Re: BUG #15184: Planner overestimates number of rows in empty table

From
Andrew Gierth
Date:
>>>>> "PG" == PG Bug reporting form <noreply@postgresql.org> writes:

 PG> if table is really empty then in first condition we set curpages =
 PG> 10 and second condition doesn't apply. so we estimate that empty
 PG> table has 10 pages and 2550 rows (for table with one int column)
 PG> which doesn't look good. is it intended behavior?

As the large comment immediately above explains, it is indeed intended
behavior. The reason is that over-estimating usually doesn't cause too
much harm, but under-estimating tends to blow things up in certain
critical cases (such as causing foreign-key checks to do sequential
scans on tables during a data-loading transaction).

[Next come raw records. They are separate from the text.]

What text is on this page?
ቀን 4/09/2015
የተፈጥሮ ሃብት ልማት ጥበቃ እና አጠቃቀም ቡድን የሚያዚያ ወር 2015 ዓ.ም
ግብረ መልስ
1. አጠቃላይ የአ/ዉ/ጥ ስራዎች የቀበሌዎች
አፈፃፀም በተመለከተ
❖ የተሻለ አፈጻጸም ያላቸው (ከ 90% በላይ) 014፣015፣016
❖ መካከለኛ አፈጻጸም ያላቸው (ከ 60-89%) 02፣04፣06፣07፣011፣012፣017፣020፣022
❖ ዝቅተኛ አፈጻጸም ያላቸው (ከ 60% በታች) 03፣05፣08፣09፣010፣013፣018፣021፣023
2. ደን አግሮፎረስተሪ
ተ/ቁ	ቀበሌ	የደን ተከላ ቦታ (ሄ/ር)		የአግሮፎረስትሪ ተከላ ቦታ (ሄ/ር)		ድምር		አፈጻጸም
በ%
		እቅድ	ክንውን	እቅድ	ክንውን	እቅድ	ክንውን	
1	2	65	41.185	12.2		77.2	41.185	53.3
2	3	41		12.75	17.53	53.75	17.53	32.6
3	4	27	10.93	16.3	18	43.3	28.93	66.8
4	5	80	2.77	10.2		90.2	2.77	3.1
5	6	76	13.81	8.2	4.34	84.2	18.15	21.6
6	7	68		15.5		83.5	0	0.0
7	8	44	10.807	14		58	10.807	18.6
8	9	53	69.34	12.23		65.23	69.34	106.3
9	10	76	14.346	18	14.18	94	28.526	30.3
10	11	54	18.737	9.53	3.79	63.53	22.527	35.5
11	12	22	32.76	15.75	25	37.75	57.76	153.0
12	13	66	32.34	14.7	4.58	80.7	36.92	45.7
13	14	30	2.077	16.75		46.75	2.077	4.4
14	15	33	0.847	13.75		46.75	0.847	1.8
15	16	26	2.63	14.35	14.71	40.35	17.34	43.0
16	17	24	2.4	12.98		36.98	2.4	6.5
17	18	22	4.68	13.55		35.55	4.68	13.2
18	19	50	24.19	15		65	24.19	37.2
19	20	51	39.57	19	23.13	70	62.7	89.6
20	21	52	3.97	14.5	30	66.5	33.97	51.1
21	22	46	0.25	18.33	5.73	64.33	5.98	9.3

It's actually still possible to trigger those kinds of pathological
cases, but in between the estimation hacks and the plan cache, you have
to work a lot harder at it. Consider for example:

create table tree (id integer primary key,
                   parent_id integer references tree);

insert into tree values (1, null);
vacuum analyze tree;  -- now relpages=1 reltuples=1
begin;
insert into tree select i, i-1 from generate_series(2,10) i;
insert into tree select i, i-1 from generate_series(11,100000) i;
commit;

That last insert could take maybe half an hour to run, because the FK
check has a query plan - established as a generic plan since the middle
insert ran it more than 5 times - with the small table size leading to a
sequential scan.

Without the vacuum analyze that I stuck in there, the code in plancat.c
avoids this problem by treating the table as large enough to require an
indexscan from the start.

As the comment says, this does mean we don't handle the case when the
table really is empty and stays empty. But this should be very rare
compared to the case where the table starts out empty but then has rows
added.

-- 
Andrew (irc:RhodiumToad)


Re: BUG #15184: Planner overestimates number of rows in empty table

From
Alexey Ermakov
Date:
Thanks for the explanation and example.

On 5/3/18 21:40, Andrew Gierth wrote:
> As the large comment immediately above explains, it is indeed intended
> behavior. The reason is that over-estimating usually doesn't cause too
> much harm, but under-estimating tends to blow things up in certain
> critical cases (such as causing foreign-key checks to do sequential
> scans on tables during a data-loading transaction).
>
> It's actually still possible to trigger those kinds of pathological
> cases, but in between the estimation hacks and the plan cache, you have
> to work a lot harder at it. Consider for example:
>
> create table tree (id integer primary key,
>                     parent_id integer references tree);
>
> insert into tree values (1, null);
> vacuum analyze tree;  -- now relpages=1 reltuples=1
> begin;
> insert into tree select i, i-1 from generate_series(2,10) i;
> insert into tree select i, i-1 from generate_series(11,100000) i;
> commit;
>
> That last insert could take maybe half an hour to run, because the FK
> check has a query plan - established as a generic plan since the middle
> insert ran it more than 5 times - with the small table size leading to a
> sequential scan.
>
> Without the vacuum analyze that I stuck in there, the code in plancat.c
> avoids this problem by treating the table as large enough to require an
> indexscan from the start.
>
> As the comment says, this does mean we don't handle the case when the
> table really is empty and stays empty. But this should be very rare
> compared to the case where the table starts out empty but then has rows
> added.
>
--
Alexey Ermakov